Consider how much of your time I spend as President dealing with other people around the world who simply cannot get along because of their religious, their racial, their ethnic, or their tribal differences. Consider how many people there are in the Middle East, in Northern Ireland, in Burundi and Rwanda, in Bosnia, the bloodiest battleground of Europe since World War II, and countless other places who draw all their strength in life by saying, "Well, whatever's wrong with me, thank God I'm not them," who get up every day and think, "My life has meaning because there's somebody who's different from me I can hate."
And what has it led to in Bosnia? People killing other people's children. What has it led to in the Middle East, the home of the three great monotheistic religions in the world? On this Sunday, I called the leaders of the talks now going on in the Middle East and pleaded with them again to resolve their differences, to preserve what is a holy land for so many of us so that their children can grow up in peace and dignity and honor.
America's soldiers went to Rwanda and to Somalia to save hundreds and hundreds of thousands of people who should have been able to get along. America's soldiers are today in Bosnia, saving the lives of people who should have been able to get along.
On the other hand, if you look at how small the world is getting, and if you look at our base, our economic base, our resources, our capacity to produce, our educational system, our connections with the rest of the world, our diversity is a miracle of opportunity as we stand on the threshold of the 21st century.
And so I say again, as important as all those specific policies are, it's also important that we make up our mind that we're going to build that bridge to the 21st century together, we're going to walk across it together, we're going to say to each other, "If you believe in the Declaration of Independence, the Constitution, the Bill of Rights, if you're willing to show up tomorrow and do your job or go to school and do what you're supposed to do, we don't need to know anything else about you. You're part of our America. We're going forward with you. We're going forward with you."

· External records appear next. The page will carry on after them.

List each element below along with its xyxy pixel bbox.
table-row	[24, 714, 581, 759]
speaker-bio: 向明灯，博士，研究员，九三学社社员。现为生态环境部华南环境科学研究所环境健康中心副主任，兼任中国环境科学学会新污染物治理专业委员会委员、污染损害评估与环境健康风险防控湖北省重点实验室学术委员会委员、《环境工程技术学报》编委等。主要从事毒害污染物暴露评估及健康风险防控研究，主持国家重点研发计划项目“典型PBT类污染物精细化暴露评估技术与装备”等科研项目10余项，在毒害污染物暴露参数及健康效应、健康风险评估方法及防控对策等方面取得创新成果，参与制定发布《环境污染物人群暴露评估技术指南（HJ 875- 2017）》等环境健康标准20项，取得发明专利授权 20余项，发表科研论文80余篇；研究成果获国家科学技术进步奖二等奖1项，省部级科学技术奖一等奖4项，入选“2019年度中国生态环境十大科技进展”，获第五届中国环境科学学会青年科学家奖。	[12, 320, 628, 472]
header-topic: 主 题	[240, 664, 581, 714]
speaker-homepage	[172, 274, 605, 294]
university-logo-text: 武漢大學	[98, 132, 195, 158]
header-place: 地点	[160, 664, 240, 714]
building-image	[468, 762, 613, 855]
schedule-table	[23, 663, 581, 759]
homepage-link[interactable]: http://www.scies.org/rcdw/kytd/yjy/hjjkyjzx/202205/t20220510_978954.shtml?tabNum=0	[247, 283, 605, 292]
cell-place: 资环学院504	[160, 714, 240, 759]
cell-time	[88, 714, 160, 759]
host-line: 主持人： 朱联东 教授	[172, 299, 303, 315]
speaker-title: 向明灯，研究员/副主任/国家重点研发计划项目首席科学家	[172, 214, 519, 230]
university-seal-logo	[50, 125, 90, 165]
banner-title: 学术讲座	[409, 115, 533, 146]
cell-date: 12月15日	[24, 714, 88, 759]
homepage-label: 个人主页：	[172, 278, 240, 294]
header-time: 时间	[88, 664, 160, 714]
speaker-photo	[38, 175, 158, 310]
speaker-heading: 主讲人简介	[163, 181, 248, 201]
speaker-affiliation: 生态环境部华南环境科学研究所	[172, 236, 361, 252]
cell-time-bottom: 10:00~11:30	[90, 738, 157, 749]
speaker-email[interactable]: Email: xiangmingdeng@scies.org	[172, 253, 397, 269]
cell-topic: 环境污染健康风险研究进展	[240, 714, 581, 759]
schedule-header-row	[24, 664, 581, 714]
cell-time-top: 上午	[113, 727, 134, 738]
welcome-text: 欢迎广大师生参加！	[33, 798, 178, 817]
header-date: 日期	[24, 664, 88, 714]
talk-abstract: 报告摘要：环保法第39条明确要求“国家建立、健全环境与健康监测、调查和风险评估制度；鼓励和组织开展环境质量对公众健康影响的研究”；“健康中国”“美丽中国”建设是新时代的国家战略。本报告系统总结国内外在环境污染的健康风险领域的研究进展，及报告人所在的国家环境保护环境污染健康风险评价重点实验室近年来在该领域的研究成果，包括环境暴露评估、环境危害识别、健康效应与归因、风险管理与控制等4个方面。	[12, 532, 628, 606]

So I ask you to decide. This election is not very far away. Most people in Virginia have been voting against members of my party for President for over three decades now. And I know how hard it is to break a habit. [Laughter] But one of the things we all teach our kids is that some habits have to be broken.
I want you to go out from this place and spend the next 9 days and tell your fellow Virginians they did a great thing for America when they and their native sons led us into the 19th century 200 years ago. And Virginia can help lead America into the 21st century 9 days from now.
Thank you, and God bless you.
NOTE: The President spoke at 2:50 p.m. at Lee High School Park. In his remarks, he referred to Virginia State Senator Yvonne Miller; Katherine K. Hanley, chair, Fairfax County Board of Supervisors; Sue Wrenn, chair, Virginia Democratic Party; Ellen Malcolm, president, EMILY's List; musician Bruce Hornsby; and Virginia senatorial candidate Mark Warner.